Damals, 1994, fuhr ich fort: Besinnliche Menschen schätzen heute die aus dem indischen Kulturraum stammenden »Mandalas« als Gegenstand des Nachdenkens und Meditierens, haben aber keine zureichende Vorstellung vom Symbol des Labyrinths, das als Mandala der Mittelmeerwelt und der aus ihr hervorgegangenen europäischen Kultur gelten kann.

Das Stichwort »Mandala« war in den neunziger Jahren up to date, und es kam auch gleich nach Erscheinen des Buches die Anfrage, ob ich bereit sei, in einer christlichen Einrichtung der Erwachsenenbildung den Nachweis für diese Behauptung zu erbringen. Ich versuchte es mit einigem Erfolg und gebe auch hier einige Hinweise. Zunächst hole ich die frühere Anmerkung in den Haupttext: »Laut Brockhaus-Enzyklopädie ist das Mandala (Sanskrit ‚Kreis’, ‚Ring’) in den Religionen des indischen Kulturkreises ein mystisches Diagramm, welches in konzentrischer Anordnung - meist aus einer Verbindung von Quadraten und Kreisen - den gesamten Kosmos, die Götterwelt und auch psychische Aspekte versinnbildlicht und als Meditationsbild dient. Mandalas stellen symbolhaft eine religiöse Erfahrung dar; sie sollen bestimmte geistige Zusammenhänge verdeutlichen und den Menschen in ihrer Visualisierung und Meditation zur Einheit mit dem Göttlichen führen. In der Tiefenpsychologie C. G. Jungs werden dem Mandala ähnliche bildhafte Gestaltungen und Trauminhalte als Symbole der Selbstfindung (Individuation) interpretiert.«15

Meine Behauptung beruht auf drei Gesichtspunkten:

1. Wenn man klassische Formen des Labyrinths mit Mandalas, zum Beispiel aus der tantrischen Kunst des Buddhismus16, vergleicht, erkennt man nicht nur formale Ähnlichkeiten, sondern auch frappierende inhaltliche Parallelen. Dies könnte in einer separaten Darstellung verdeutlicht werden.

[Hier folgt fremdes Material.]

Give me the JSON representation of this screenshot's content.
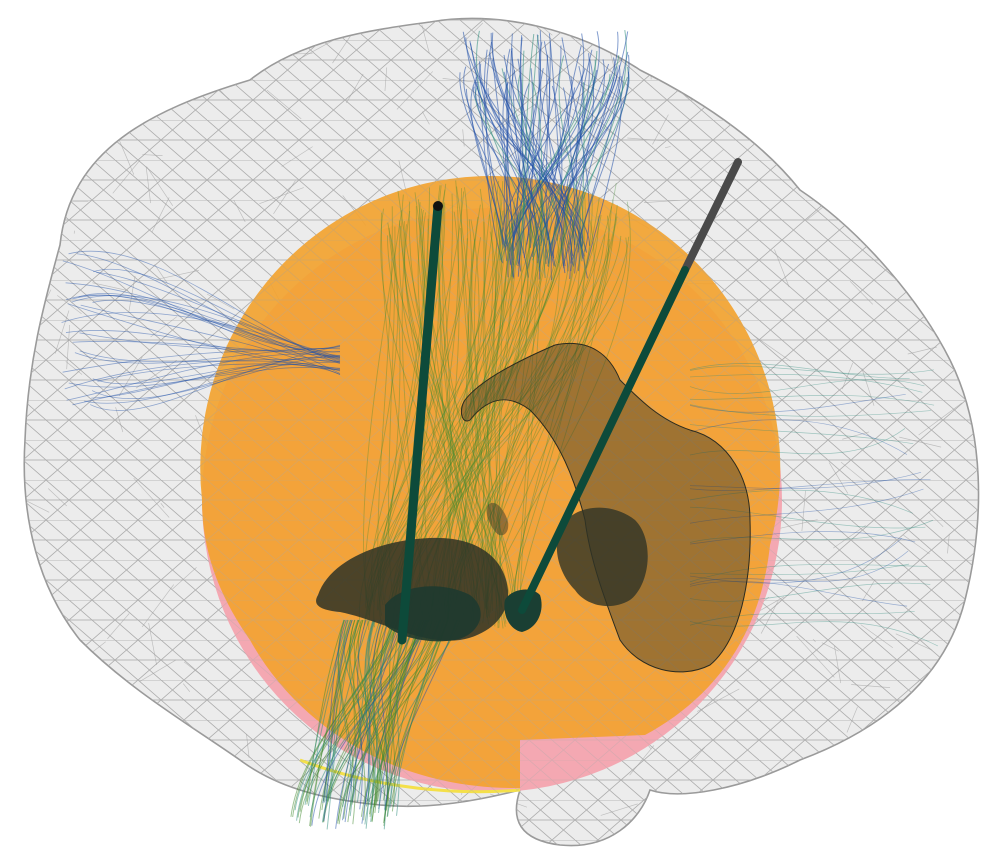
{
  "scene": {
    "kind": "3d-brain-render",
    "colors": {
      "background": "#ffffff",
      "brain_mesh_line": "#9a9a9a",
      "brain_mesh_fill": "#ececec",
      "sphere_orange": "#f2a330",
      "sphere_pink": "#f4a8b2",
      "sphere_edge": "#f4e04a",
      "fiber_blue": "#1f4fa8",
      "fiber_teal": "#2a8a7a",
      "fiber_green": "#3f8a2e",
      "structure_dark": "#3a3a2a",
      "electrode_green": "#0d4a3a",
      "electrode_gray": "#4a4a4a"
    },
    "layers": [
      "brain-mesh",
      "stimulation-sphere",
      "fiber-tracts",
      "deep-brain-structures",
      "electrodes"
    ]
  }
}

2. Die Tiefenpsychologie C. G. Jungs begründet den Zusammenhang von Mandala und Labyrinth. Hermann Kern hat in einigen Anmerkungen zu den wissenschaftlich verifizierbaren Ausführungen seines Buches - sozusagen im Kellergeschoss - einleuchtende Deutungen im Sinne Jungs gegeben.

3. Was den Ursprungsort und die Verbreitung des Labyrinths als visuelles Zeichen betrifft, gibt es zwei Erklärungen:

a. Labyrinthe sind in verschiedenen Teilen der Welt gefunden worden: die meisten in den Ländern des Mittelmeeres und seines geographischen Umfeldes, weiterhin in Indien, Java, Sumatra und im Südwesten der USA, dort, wo die Hopi-Indianer zu Hause sind. Man könnte also behaupten, man müsse das Labyrinth wegen seiner geographischen Verbreitung als gemeinsamen Besitz der Menschheit ansehen.

b. Plausibler jedoch ist die Annahme, dass das relativ kompliziert strukturierte Symbol in einem kulturell hochentwickelten Gebiet entstanden und von dort aus auf dem See- und Landweg in andere Teile der Welt gelangt ist, also durch Wanderung und Entlehnung verbreitet wurde. Da die ältesten Exemplare aus dem Mittelmeerraum und dem späteren Europa stammen und sich dort seit dem 3. Jahrtausend eine Hochkultur entwickelte, die zu solch komplizierten graphischen Formulierungen fähig war, ist hier mit großer  Wahrscheinlichkeit der Ursprung des Labyrinth-Symbols zu suchen. In den Westen und Norden Europas kam es durch Seefahrer, worauf die Platzierung von Labyrinthen in Küstennähe hinweist, in den Osten durch Entlehnung in hellenistischer Zeit – man denke an das Reich Alexanders d. Gr., das bis zum Indus reichte. Wie das Labyrinth nach dieser Theorie zu den Hopi-Indianern kam, bedarf weitergehender Überlegungen, die hier nicht angestellt werden sollen. Selbst wenn manche Labyrinth-Darstellungen in Indien bodenständig wären, müsste doch gesehen werden, dass dieses Symbol eine vorzüglich europäische Karriere aufweist und in Europa zu immer wieder neuen Formulierungen des Welt- und Selbstverständnisses benutzt wurde, ob nun vorchristlich, christlich oder nachchristlich, während es z.B. in Indien doch mehr als magisches Zeichen, als Yantra zur Abwehr eines Übels und als geburtsmagisches Mittel, gebraucht wurde und wird. So argumentierte Hermann Kern.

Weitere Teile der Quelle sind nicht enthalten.